The researchers included two teams, based at the University of Melbourne and Swinburne University of Technology. Our methods included hearing perspectives of staff at selected service providers, hearing perspectives of people who identify as LGBTQ and have experienced homelessness, and conducting a secondary data analysis of the national Journeys Homesurvey (developed by Melbourne Institute of Applied Economic and Social Research) and the 2014 General Social Survey (coordinated by the ABS). Given the range of gender identities and sexual orientations expressed by participants in this project we decided to use LGBTQ as our acronym. We removed I for intersex because although the project was open to people who have an intersex variation, intersex experiences were not discussed by participants that we interviewed, and the JH survey and GSS did not ask about intersex variations. The final report and executive summary are available here.
A second project began in August 2016, after securing a grant from Community Sector Banking.
The aim of this project – a collaboration between The University of Melbourne, GALFA, Transgender Victoria, Launch Housing, and Drummond Street Services – was to develop and pilot test a model of care specifically to support trans and gender diverse (TGD) people who are experiencing, or are at risk of, homelessness in Victoria.
Four distinct sites within a major mainstream homelessness service provider (Launch Housing) were chosen for this pilot, including an initial access point, women’s only crisis accommodation, mixed crisis accommodation, and a youth-focused service. The model of care was informed by:
- Existing data collected through the initial research project
- A community reference group
- International best practice, and
- The Rainbow Tick accreditation scheme for training on LGBTI inclusivity, which is designed to ensure inclusive LGBTI practice in health services.
The training resource sets out a specific model for organisations that deliver services to trans and gender diverse people, and provides information and links to key resources, corresponding Rainbow Tick Standards, training suggestions, and examples of relevant service types for 9 areas. The final report is available here.

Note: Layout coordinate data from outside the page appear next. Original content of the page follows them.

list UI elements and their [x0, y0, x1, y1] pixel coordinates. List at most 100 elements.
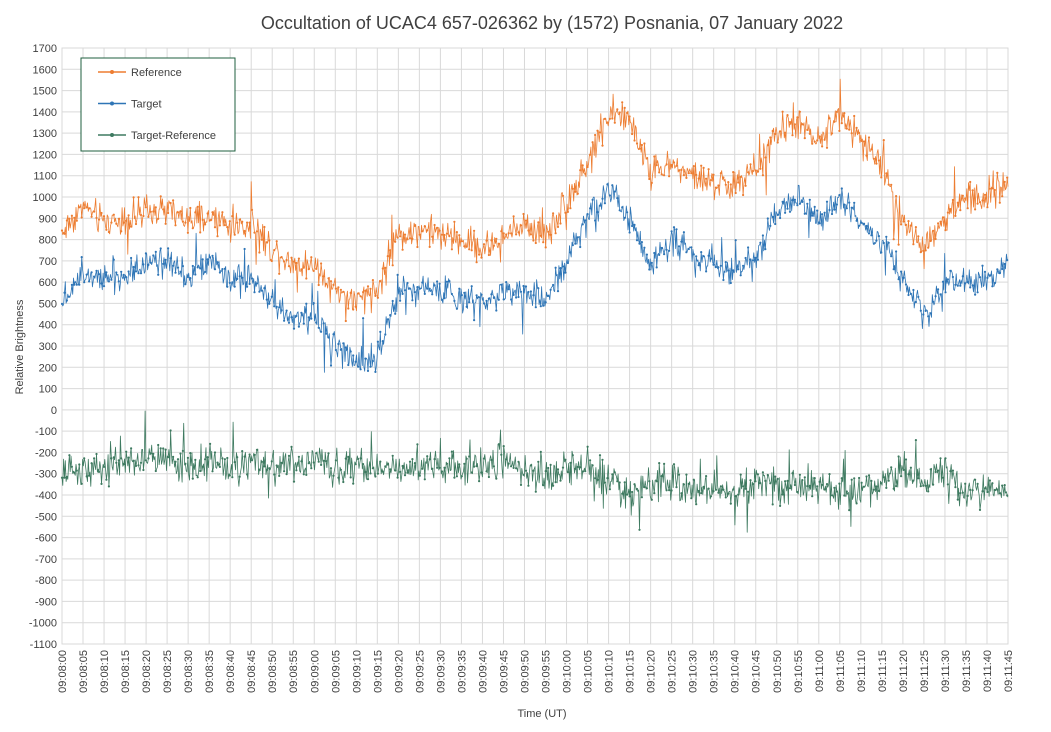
data-point	[556, 225, 560, 228]
data-point	[576, 236, 579, 239]
data-point	[579, 245, 582, 249]
data-point	[401, 248, 404, 251]
data-point	[909, 292, 913, 295]
y-tick-label: 200	[39, 362, 57, 374]
data-point	[130, 225, 133, 228]
data-point	[798, 110, 802, 113]
data-point	[110, 278, 113, 281]
data-point	[315, 267, 318, 270]
data-point	[996, 488, 999, 491]
series-line-target	[61, 182, 1009, 373]
data-point	[961, 275, 964, 278]
data-point	[539, 234, 542, 237]
series-line-target-reference	[61, 410, 1009, 533]
data-point	[78, 463, 81, 466]
data-point	[677, 169, 681, 172]
data-point	[537, 221, 540, 224]
data-point	[914, 300, 918, 304]
data-point	[527, 229, 530, 232]
data-point	[213, 268, 217, 271]
data-point	[865, 475, 868, 478]
data-point	[167, 211, 170, 215]
data-point	[408, 460, 412, 463]
data-point	[806, 485, 809, 488]
data-point	[971, 489, 974, 492]
data-point	[389, 314, 392, 317]
data-point	[317, 460, 320, 463]
data-point	[981, 199, 984, 202]
y-tick-label: 1500	[33, 86, 57, 98]
data-point	[974, 478, 977, 481]
x-tick-label: 09:10:35	[709, 650, 721, 693]
data-point	[754, 256, 757, 259]
data-point	[584, 219, 587, 222]
data-point	[65, 475, 68, 478]
data-point	[278, 474, 281, 477]
data-point	[512, 215, 515, 218]
data-point	[93, 275, 96, 278]
data-point	[487, 475, 490, 479]
data-point	[458, 287, 461, 290]
data-point	[672, 463, 676, 466]
data-point	[907, 293, 910, 297]
data-point	[164, 448, 167, 451]
data-point	[522, 212, 525, 216]
data-point	[68, 295, 71, 298]
data-point	[791, 472, 794, 475]
data-point	[655, 164, 658, 167]
data-point	[290, 256, 293, 259]
data-point	[510, 232, 513, 235]
data-point	[788, 121, 792, 124]
data-point	[816, 209, 819, 212]
data-point	[709, 257, 713, 260]
data-point	[307, 268, 310, 271]
x-tick-label: 09:11:05	[835, 650, 847, 692]
data-point	[991, 482, 994, 485]
data-point	[260, 289, 263, 292]
data-point	[961, 491, 964, 494]
data-point	[283, 470, 286, 473]
data-point	[806, 202, 809, 205]
data-point	[998, 201, 1001, 204]
data-point	[579, 169, 582, 172]
data-point	[895, 195, 898, 198]
x-tick-label: 09:10:50	[772, 650, 784, 693]
legend-label: Reference	[131, 67, 182, 79]
data-point	[366, 285, 370, 288]
data-point	[739, 274, 742, 277]
x-axis-title: Time (UT)	[517, 708, 566, 720]
data-point	[329, 280, 333, 283]
data-point	[100, 482, 103, 485]
data-point	[399, 470, 402, 473]
data-point	[705, 177, 708, 180]
data-point	[379, 330, 382, 333]
data-point	[724, 496, 727, 499]
data-point	[450, 248, 453, 251]
data-point	[825, 200, 829, 203]
data-point	[376, 472, 379, 475]
data-point	[406, 471, 409, 474]
data-point	[278, 306, 281, 309]
data-point	[327, 452, 330, 455]
data-point	[199, 267, 202, 270]
data-point	[480, 293, 483, 296]
data-point	[825, 146, 829, 149]
data-point	[623, 216, 626, 219]
data-point	[522, 473, 525, 476]
data-point	[569, 207, 572, 210]
data-point	[749, 258, 752, 261]
data-point	[1003, 262, 1006, 266]
data-point	[134, 222, 138, 226]
data-point	[196, 205, 199, 208]
data-point	[818, 480, 821, 483]
data-point	[658, 171, 661, 174]
data-point	[643, 486, 646, 489]
data-point	[374, 370, 377, 373]
data-point	[408, 237, 412, 240]
data-point	[974, 208, 977, 211]
data-point	[900, 223, 903, 226]
data-point	[431, 293, 434, 296]
data-point	[786, 479, 789, 482]
data-point	[685, 473, 688, 476]
data-point	[201, 465, 204, 468]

In 2017, the research team at the University of Melbourne and La Trobe University were fortunate to receive a VicHealth Innovation Research Grant in order to pilot a LGBTIQ safe housing network in Victoria. The aims of this project were:
- To develop a safe housing network (including referral pathways and resources) in Victoria for people who identify as LGBTIQ and are at risk of homelessness
- To pilot the network in two areas of Victoria, one urban and one rural/regional
- To explore the impacts of this network in urban and rural/regional pilot sites for participants, peer support and case workers, and service providers in urban and rural/regional pilot sites.
The two pilot sites included Uniting Care in Shepparton and Drummond Street Services in Carlton. The findings are available here.
Through funding from the National LGBTI Health Alliance and Pride Foundation Australia furthermore, the team at the University of Melbourne also began consulting with representatives across states and territories in Australia to develop a national guide for the housing and homelessness sectors on LGBTIQ+ inclusive practice. The LGBTIQ+ Inclusive Practice Guide for Homelessness and Housing Sectors in Australia has now been completed. The national inclusive practice guide has also been adapted for sector training in Victoria and New South Wales.
After receiving a Churchill Fellowship in 2020 from the Winston Churchill Trust, Dr Cal Andrews is investigating a range of specialised LGBTIQ+ homelessness services in the United States, Canada, and the United Kingdom, including implications for improved service provision in Australia.